En su alegoría de la cueva, el filósofo griego, Platón, pintó la imagen de un pueblo que durante siglos había vivido en la oscuridad de una cueva, sin contacto directo con la luz. Se acostumbraron tanto a la oscuridad que la luz, en lugar de ser una fuente de visión más clara para ellos, se convirtió más bien en un fenómeno inverso para resistir. Su disposición inmediata a la luz, por lo tanto, fue un rechazo agresivo. Es así con nosotros, cuando estamos demasiado acostumbrados a la oscuridad, la luz no puede ser fácilmente atractiva.

La fiesta de la presentación del Señor es la fiesta de la luz. La luz de Cristo entra al templo.
Aquellos en la oscuridad han visto una gran luz, “… una luz para los gentiles”. (Lc 2:32) Simeón vio esta luz se regocijó, y también Anna, la hija de Phanuel. Sin embargo, la luz de Cristo no siempre ha
sido recibido con la misma alegría que en Simeón y Anna. No todos los que viven en la oscuridad anhelan tener luz. Algunos se sienten amenazados y quieren que se extinga la luz. Entonces, en Jesús, quien es la luz del mundo, siempre ha habido este dinamismo de aceptación y rechazo. Algunos lo aman, otros lo odian.

Los magos lo buscaban para adorarlo, Herodes buscaba que lo matara. Como un ladrón en la cruz se burló él, el otro lo adoraba e imploraba. Por lo tanto, Cristo ha sido “un signo de contradicción”. (Lc 2:34) como profetizó Simeón.

María también debía experimentar esta contradicción de una manera diferente. La alegría que experimentó en el nacimiento de Cristo se vio atenuada por la profecía de que una espada perforará su propia alma a causa del niño. (Lucas 2:35)

Aceptar a Cristo en nuestras vidas es una elección consciente que no es inmune a esta misma contradicción. Siempre hay una parte de nosotros que anhela a Dios, y una parte oscura de nosotros que siempre se rebela contra la luz de Cristo. Dejar de lado un hábito que no es congruente con el evangelio nunca ha sido fácil para nadie. La alegría y la paz que sentimos al saber que pertenecemos a Dios, y la culpa que sentimos al saber que no estamos a la altura de nuestros llamamientos, son todas realidades de la vida cristiana. Sin embargo, la vida cristiana es una lucha en la que nos esforzamos por alcanzar la perfección a pesar de las contracciones que pueden definir esa lucha. La buena noticia es que la salvación nunca es algo que logramos nosotros mismos, sino un regalo de Dios. Lo que cuenta son nuestros esfuerzos sinceros y la medida en que estamos abiertos a recibir ese regalo al permitir que la luz de Cristo penetre en nuestras vidas y al convertirse en instrumentos de esa luz.
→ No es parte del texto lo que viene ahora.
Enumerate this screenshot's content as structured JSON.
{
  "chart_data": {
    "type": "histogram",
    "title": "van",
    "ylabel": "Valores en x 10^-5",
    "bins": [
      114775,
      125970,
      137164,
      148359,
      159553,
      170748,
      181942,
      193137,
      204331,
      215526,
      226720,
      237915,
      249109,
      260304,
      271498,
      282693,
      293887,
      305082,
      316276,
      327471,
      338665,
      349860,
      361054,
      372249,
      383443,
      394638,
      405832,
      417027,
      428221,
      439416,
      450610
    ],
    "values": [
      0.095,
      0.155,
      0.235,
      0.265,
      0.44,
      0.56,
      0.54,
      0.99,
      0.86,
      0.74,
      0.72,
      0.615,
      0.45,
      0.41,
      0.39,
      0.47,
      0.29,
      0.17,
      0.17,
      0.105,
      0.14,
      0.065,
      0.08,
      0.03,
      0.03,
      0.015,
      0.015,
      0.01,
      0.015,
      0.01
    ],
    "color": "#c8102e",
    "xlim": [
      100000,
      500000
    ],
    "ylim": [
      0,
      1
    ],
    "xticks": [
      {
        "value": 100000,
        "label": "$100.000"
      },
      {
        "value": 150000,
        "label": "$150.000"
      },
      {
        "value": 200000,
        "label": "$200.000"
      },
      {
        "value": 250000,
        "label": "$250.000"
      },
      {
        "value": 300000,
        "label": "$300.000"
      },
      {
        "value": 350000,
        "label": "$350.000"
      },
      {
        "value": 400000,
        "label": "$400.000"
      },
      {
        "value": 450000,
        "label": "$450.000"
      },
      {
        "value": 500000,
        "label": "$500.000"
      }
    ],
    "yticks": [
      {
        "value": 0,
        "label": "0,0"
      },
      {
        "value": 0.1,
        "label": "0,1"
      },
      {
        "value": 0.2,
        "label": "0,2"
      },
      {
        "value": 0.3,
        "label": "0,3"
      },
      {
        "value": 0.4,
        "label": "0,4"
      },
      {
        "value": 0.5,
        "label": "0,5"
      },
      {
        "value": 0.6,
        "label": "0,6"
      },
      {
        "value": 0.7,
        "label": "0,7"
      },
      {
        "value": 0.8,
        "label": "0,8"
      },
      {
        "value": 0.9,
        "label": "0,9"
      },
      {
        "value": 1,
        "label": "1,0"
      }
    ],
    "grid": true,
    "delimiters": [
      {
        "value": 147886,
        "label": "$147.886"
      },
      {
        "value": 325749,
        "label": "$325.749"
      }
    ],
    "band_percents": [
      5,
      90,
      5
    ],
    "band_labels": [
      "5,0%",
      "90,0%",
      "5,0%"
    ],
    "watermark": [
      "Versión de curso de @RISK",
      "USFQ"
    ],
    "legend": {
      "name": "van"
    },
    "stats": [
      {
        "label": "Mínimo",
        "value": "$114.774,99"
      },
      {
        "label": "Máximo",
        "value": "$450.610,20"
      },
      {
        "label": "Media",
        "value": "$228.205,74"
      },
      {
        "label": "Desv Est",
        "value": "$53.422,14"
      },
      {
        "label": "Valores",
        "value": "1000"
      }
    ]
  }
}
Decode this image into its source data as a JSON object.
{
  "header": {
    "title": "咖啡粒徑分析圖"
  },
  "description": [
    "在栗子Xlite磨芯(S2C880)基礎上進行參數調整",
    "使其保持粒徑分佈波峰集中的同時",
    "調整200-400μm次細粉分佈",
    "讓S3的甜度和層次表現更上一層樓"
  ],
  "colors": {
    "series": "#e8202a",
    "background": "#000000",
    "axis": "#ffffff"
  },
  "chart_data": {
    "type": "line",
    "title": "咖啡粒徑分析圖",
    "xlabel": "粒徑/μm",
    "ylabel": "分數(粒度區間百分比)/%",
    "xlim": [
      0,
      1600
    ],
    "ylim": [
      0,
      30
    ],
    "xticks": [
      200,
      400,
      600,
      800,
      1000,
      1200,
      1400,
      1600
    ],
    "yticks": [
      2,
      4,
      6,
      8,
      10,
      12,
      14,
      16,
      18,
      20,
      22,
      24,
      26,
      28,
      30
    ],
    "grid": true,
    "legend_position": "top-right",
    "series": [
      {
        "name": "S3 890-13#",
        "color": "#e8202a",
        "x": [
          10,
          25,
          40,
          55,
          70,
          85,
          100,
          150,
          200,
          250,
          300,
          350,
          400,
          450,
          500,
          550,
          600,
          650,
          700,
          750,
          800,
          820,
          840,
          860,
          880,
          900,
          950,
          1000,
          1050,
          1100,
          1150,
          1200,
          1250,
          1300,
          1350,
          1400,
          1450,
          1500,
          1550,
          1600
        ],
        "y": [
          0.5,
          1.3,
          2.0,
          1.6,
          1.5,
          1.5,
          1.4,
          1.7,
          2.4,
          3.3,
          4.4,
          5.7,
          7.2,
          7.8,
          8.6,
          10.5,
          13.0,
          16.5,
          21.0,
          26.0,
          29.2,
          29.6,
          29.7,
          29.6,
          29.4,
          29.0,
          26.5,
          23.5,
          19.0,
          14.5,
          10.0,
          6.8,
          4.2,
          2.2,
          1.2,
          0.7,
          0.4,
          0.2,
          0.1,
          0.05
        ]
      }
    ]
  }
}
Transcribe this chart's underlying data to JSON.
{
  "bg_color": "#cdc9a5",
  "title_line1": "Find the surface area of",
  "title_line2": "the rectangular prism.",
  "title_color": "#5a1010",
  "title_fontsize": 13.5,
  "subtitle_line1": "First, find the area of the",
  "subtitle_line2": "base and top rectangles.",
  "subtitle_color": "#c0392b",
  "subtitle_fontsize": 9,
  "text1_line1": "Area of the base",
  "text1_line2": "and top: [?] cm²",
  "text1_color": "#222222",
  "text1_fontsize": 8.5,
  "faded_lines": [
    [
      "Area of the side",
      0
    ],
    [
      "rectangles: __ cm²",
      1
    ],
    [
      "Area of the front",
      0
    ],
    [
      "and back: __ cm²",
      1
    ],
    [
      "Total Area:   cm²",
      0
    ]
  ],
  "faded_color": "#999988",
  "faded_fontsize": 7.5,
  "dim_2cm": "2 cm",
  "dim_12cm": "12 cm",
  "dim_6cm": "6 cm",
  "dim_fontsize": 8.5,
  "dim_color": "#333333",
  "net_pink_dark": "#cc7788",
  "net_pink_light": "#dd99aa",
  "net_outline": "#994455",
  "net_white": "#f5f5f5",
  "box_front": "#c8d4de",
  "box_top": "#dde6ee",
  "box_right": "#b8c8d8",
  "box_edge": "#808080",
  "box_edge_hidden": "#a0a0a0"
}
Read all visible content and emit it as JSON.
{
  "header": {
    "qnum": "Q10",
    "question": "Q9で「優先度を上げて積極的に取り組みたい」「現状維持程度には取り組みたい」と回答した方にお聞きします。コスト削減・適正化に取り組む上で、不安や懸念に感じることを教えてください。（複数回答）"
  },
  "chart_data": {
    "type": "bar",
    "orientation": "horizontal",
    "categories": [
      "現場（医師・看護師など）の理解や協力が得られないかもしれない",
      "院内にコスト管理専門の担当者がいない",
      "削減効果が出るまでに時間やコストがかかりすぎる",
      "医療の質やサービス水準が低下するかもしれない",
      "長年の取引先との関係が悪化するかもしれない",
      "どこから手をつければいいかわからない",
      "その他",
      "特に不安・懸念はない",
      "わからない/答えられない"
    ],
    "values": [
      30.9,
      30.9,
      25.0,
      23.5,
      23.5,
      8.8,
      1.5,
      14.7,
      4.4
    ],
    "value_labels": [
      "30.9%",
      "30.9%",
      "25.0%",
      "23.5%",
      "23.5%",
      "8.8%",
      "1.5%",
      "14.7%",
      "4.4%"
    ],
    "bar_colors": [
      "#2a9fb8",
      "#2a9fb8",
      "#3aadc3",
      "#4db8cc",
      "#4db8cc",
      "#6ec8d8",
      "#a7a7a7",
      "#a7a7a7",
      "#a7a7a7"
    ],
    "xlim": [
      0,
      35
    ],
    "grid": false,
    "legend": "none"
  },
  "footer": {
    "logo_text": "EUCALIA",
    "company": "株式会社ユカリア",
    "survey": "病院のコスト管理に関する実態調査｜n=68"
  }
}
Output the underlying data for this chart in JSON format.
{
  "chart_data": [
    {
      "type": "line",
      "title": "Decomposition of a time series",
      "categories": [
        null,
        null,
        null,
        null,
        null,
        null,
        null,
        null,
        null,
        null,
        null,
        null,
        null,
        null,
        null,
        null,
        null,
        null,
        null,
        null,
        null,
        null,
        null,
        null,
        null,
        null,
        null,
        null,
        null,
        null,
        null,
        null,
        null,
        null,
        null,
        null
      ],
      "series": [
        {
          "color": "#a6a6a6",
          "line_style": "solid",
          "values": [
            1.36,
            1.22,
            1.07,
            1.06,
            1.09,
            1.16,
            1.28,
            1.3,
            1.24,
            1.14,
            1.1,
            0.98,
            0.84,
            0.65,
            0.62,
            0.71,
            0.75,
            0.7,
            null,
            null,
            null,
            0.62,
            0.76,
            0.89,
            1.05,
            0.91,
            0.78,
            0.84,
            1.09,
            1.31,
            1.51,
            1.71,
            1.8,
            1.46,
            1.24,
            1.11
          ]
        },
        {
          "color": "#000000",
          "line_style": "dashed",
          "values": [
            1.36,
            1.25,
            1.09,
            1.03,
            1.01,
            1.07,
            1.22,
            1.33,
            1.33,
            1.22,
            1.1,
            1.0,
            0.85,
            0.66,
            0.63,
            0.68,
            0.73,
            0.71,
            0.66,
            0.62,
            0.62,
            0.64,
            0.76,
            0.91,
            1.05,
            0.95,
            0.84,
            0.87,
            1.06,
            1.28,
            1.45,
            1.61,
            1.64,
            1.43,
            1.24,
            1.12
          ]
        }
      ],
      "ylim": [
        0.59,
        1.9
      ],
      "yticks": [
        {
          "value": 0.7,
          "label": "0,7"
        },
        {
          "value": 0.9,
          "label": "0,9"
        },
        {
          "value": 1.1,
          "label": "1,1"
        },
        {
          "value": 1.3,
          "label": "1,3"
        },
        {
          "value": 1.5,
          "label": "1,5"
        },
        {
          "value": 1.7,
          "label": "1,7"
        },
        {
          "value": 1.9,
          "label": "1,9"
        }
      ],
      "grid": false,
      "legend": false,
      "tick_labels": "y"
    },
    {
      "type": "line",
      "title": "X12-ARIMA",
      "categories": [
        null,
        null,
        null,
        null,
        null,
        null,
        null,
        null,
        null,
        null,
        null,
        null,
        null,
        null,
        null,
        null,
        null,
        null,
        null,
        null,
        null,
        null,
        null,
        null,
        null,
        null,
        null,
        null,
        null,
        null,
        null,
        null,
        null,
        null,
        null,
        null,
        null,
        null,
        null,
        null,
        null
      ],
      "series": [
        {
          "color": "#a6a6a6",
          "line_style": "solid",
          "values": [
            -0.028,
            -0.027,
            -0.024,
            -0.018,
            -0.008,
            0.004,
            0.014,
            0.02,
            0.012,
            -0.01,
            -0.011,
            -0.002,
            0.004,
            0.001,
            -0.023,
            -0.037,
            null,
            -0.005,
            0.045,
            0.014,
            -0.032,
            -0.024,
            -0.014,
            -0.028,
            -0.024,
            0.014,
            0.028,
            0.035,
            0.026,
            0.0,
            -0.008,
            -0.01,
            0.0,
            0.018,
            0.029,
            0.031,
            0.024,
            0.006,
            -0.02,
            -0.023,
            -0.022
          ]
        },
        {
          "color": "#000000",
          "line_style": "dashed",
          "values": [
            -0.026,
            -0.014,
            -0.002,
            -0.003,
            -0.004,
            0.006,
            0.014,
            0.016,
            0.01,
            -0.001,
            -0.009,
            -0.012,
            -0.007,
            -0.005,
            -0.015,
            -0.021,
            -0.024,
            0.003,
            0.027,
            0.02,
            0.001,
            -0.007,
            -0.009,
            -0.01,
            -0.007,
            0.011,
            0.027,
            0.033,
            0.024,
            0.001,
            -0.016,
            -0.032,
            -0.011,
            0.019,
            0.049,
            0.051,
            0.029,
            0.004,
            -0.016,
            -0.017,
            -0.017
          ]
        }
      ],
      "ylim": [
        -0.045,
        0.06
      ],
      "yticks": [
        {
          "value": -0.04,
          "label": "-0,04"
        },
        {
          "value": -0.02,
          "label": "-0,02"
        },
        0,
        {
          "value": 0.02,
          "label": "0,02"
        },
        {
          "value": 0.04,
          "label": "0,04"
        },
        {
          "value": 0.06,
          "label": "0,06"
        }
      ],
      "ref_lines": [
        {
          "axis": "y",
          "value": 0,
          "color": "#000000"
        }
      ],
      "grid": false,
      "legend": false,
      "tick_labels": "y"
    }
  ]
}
La luz de Cristo nos ha sido dada para difundirnos en todo el mundo. El servicio a la luz de las velas, que generalmente acompaña a la fiesta de hoy, simboliza que tenemos la luz de Cristo en nosotros, porque Cristo dijo: “Tú eres la luz del mundo”. (Mt 5:14) La misión de convertirse en un instrumento de Cristo para el mundo no es una tarea tan fácil. Siempre hay fuerzas de oscuridad dentro y fuera, que siempre resisten la luz penetrante de Cristo en nuestras vidas. Que Dios nos dé la apertura y la resistencia para sostener esta luz en medio de todas las adversidades, y que siempre sea guiada por ella a Dios en quien está nuestra salvación.